You wouldn’t hang a resplendent Matisse on densely patterned wallpaper or a Picasso against a busy toile de jouie backdrop. A masterpiece requires just the right setting, which is precisely why Mel Torme and George Shearing made such beautiful music together. The burnished glow of Shearing’s deceptively smooth piano stylings provided an ideal showcase for Torme’s majestic vocal impressionism. Not since arranger-conductor-producer Robert Mersey wrapped Torme in silky strings on 1965’s landmark That’s All was the Velvet Fog so lovingly caressed.
Between 1982 and 1991, Torme and Shearing recorded six albums: four live outings-An Evening With George Shearing and Mel Torme, An Evening at Charlie’s, A Vintage Year and Mel & George “Do” World War II-and the studio-shaped Top Drawer and An Elegant Evening.
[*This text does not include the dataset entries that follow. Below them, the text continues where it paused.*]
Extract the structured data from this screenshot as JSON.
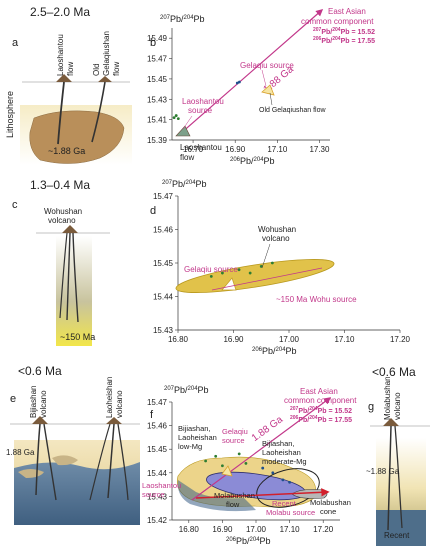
{
  "age_labels": {
    "a": "2.5–2.0 Ma",
    "c": "1.3–0.4 Ma",
    "e": "<0.6 Ma",
    "g": "<0.6 Ma"
  },
  "panel_letters": {
    "a": "a",
    "b": "b",
    "c": "c",
    "d": "d",
    "e": "e",
    "f": "f",
    "g": "g"
  },
  "panel_a": {
    "volcano_left": "Laoshantou flow",
    "volcano_left_l1": "Laoshantou",
    "volcano_left_l2": "flow",
    "volcano_right_l1": "Old",
    "volcano_right_l2": "Gelaqiushan",
    "volcano_right_l3": "flow",
    "lithosphere": "Lithosphere",
    "age": "~1.88 Ga"
  },
  "panel_c": {
    "volcano_l1": "Wohushan",
    "volcano_l2": "volcano",
    "age": "~150 Ma"
  },
  "panel_e": {
    "volcano_left_l1": "Bijiashan",
    "volcano_left_l2": "volcano",
    "volcano_right_l1": "Laoheishan",
    "volcano_right_l2": "volcano",
    "age": "1.88 Ga"
  },
  "panel_g": {
    "volcano_l1": "Molabushan",
    "volcano_l2": "volcano",
    "age": "~1.88 Ga",
    "recent": "Recent"
  },
  "chart_data": [
    {
      "panel": "b",
      "type": "scatter",
      "ylabel_pre": "207",
      "ylabel_mid": "Pb/",
      "ylabel_sup2": "204",
      "ylabel_post": "Pb",
      "xlabel_pre": "206",
      "xlabel_mid": "Pb/",
      "xlabel_sup2": "204",
      "xlabel_post": "Pb",
      "xlim": [
        16.6,
        17.35
      ],
      "ylim": [
        15.39,
        15.5
      ],
      "xticks": [
        "16.70",
        "16.90",
        "17.10",
        "17.30"
      ],
      "yticks": [
        "15.49",
        "15.47",
        "15.45",
        "15.43",
        "15.41",
        "15.39"
      ],
      "annotations": {
        "ea_l1": "East Asian",
        "ea_l2": "common component",
        "ea_r1": "Pb/",
        "ea_r1b": "Pb = 15.52",
        "ea_r2": "Pb/",
        "ea_r2b": "Pb = 17.55",
        "ea_s207": "207",
        "ea_s204": "204",
        "ea_s206": "206",
        "ga": "1.88 Ga",
        "gelaqiu_source": "Gelaqiu source",
        "laoshantou_source_l1": "Laoshantou",
        "laoshantou_source_l2": "source",
        "old_gelaqiushan": "Old Gelaqiushan flow",
        "laoshantou_flow_l1": "Laoshantou",
        "laoshantou_flow_l2": "flow"
      },
      "series": [
        {
          "points": [
            [
              16.61,
              15.412
            ],
            [
              16.62,
              15.414
            ],
            [
              16.63,
              15.411
            ]
          ]
        },
        {
          "points": [
            [
              16.91,
              15.446
            ],
            [
              16.92,
              15.447
            ]
          ]
        }
      ]
    },
    {
      "panel": "d",
      "type": "scatter",
      "ylabel_pre": "207",
      "ylabel_mid": "Pb/",
      "ylabel_sup2": "204",
      "ylabel_post": "Pb",
      "xlabel_pre": "206",
      "xlabel_mid": "Pb/",
      "xlabel_sup2": "204",
      "xlabel_post": "Pb",
      "xlim": [
        16.8,
        17.2
      ],
      "ylim": [
        15.43,
        15.47
      ],
      "xticks": [
        "16.80",
        "16.90",
        "17.00",
        "17.10",
        "17.20"
      ],
      "yticks": [
        "15.47",
        "15.46",
        "15.45",
        "15.44",
        "15.43"
      ],
      "annotations": {
        "wohu_l1": "Wohushan",
        "wohu_l2": "volcano",
        "gelaqiu_source": "Gelaqiu source",
        "wohu_source": "~150 Ma Wohu source"
      },
      "series": [
        {
          "points": [
            [
              16.86,
              15.446
            ],
            [
              16.88,
              15.447
            ],
            [
              16.91,
              15.448
            ],
            [
              16.95,
              15.449
            ],
            [
              16.97,
              15.45
            ],
            [
              16.93,
              15.447
            ]
          ]
        }
      ]
    },
    {
      "panel": "f",
      "type": "scatter",
      "ylabel_pre": "207",
      "ylabel_mid": "Pb/",
      "ylabel_sup2": "204",
      "ylabel_post": "Pb",
      "xlabel_pre": "206",
      "xlabel_mid": "Pb/",
      "xlabel_sup2": "204",
      "xlabel_post": "Pb",
      "xlim": [
        16.75,
        17.25
      ],
      "ylim": [
        15.42,
        15.47
      ],
      "xticks": [
        "16.80",
        "16.90",
        "17.00",
        "17.10",
        "17.20"
      ],
      "yticks": [
        "15.47",
        "15.46",
        "15.45",
        "15.44",
        "15.43",
        "15.42"
      ],
      "annotations": {
        "ea_l1": "East Asian",
        "ea_l2": "common component",
        "ea_r1": "Pb/",
        "ea_r1b": "Pb = 15.52",
        "ea_r2": "Pb/",
        "ea_r2b": "Pb = 17.55",
        "ea_s207": "207",
        "ea_s204": "204",
        "ea_s206": "206",
        "ga": "1.88 Ga",
        "lowmg_l1": "Bijiashan,",
        "lowmg_l2": "Laoheishan",
        "lowmg_l3": "low-Mg",
        "gelaqiu_l1": "Gelaqiu",
        "gelaqiu_l2": "source",
        "modmg_l1": "Bijiashan,",
        "modmg_l2": "Laoheishan",
        "modmg_l3": "moderate-Mg",
        "laoshantou_l1": "Laoshantou",
        "laoshantou_l2": "source",
        "molabushan_flow_l1": "Molabushan",
        "molabushan_flow_l2": "flow",
        "recent_l1": "Recent",
        "recent_l2": "Molabu source",
        "molabushan_cone_l1": "Molabushan",
        "molabushan_cone_l2": "cone"
      },
      "series": [
        {
          "points": [
            [
              16.85,
              15.445
            ],
            [
              16.88,
              15.447
            ],
            [
              16.9,
              15.443
            ],
            [
              16.95,
              15.448
            ],
            [
              16.97,
              15.444
            ]
          ]
        },
        {
          "points": [
            [
              17.02,
              15.442
            ],
            [
              17.05,
              15.44
            ],
            [
              17.08,
              15.437
            ],
            [
              17.1,
              15.436
            ]
          ]
        }
      ]
    }
  ]
}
Each as good as the last, the records garnered six Grammy nominations and two trophies. Now all six albums, along with a bonus disc of unreleased tracks and alternate takes, have been assembled in this richly appointed box set. Styled in austere black and gold, the collection includes all of the original liner notes and extensive production details about each disc. But the spiffy packaging remains distantly secondary to the resplendent contents.
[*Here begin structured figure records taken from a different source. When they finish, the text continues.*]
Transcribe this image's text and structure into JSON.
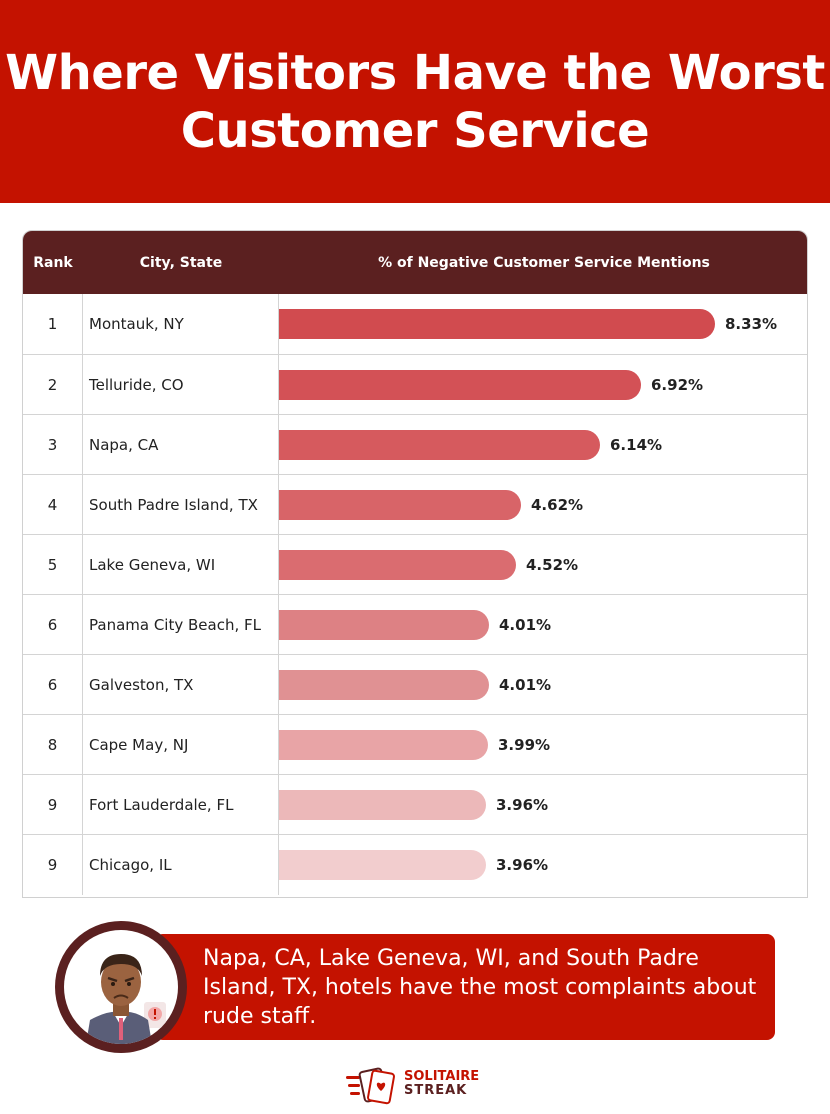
{
  "header": {
    "title": "Where Visitors Have the Worst Customer Service"
  },
  "table": {
    "columns": [
      "Rank",
      "City, State",
      "% of Negative Customer Service Mentions"
    ]
  },
  "chart_data": {
    "type": "bar",
    "categories": [
      "Montauk, NY",
      "Telluride, CO",
      "Napa, CA",
      "South Padre Island, TX",
      "Lake Geneva, WI",
      "Panama City Beach, FL",
      "Galveston, TX",
      "Cape May, NJ",
      "Fort Lauderdale, FL",
      "Chicago, IL"
    ],
    "ranks": [
      "1",
      "2",
      "3",
      "4",
      "5",
      "6",
      "6",
      "8",
      "9",
      "9"
    ],
    "values": [
      8.33,
      6.92,
      6.14,
      4.62,
      4.52,
      4.01,
      4.01,
      3.99,
      3.96,
      3.96
    ],
    "value_labels": [
      "8.33%",
      "6.92%",
      "6.14%",
      "4.62%",
      "4.52%",
      "4.01%",
      "4.01%",
      "3.99%",
      "3.96%",
      "3.96%"
    ],
    "bar_colors": [
      "#d14b4f",
      "#d35156",
      "#d65a5e",
      "#d86468",
      "#da6c70",
      "#dd8184",
      "#e09193",
      "#e8a4a6",
      "#ecb8b9",
      "#f2cdce"
    ]
  },
  "callout": {
    "text": "Napa, CA, Lake Geneva, WI, and South Padre Island, TX, hotels have the most complaints about rude staff."
  },
  "brand": {
    "line1": "SOLITAIRE",
    "line2": "STREAK"
  },
  "colors": {
    "primary": "#c41200",
    "dark": "#5b2020"
  }
}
Suggesting highlights from such a consistently solid assortment is surely a fool’s gambit. Consider instead the remarkable breadth of their complementary talents as the pair move from the misty fragility of “My Foolish Heart” to the swinging alacrity of “This Is the Army Mister Jones.” All told there are 80 tracks, plus plenty of the playfully intelligent patter that so skillfully pitted Torme’s wisdom against Shearing’s saucy British wit. Devout Torme (and/or Shearing) fans will, of course, grumble that to get the bonus material they’ve got to shell out big bucks for duplicate copies of six discs they already own. For such whiners I have three words: “Air Mail Special.” In four-and-a-half brilliant minutes cut from An Elegant Evening, the boys take flight with the Benny Goodman anthem, blending it with Bird’s “Anthropology” and Dave Lambert’s “What’s This” with singularly (or, more accurately, dually), spectacular panache.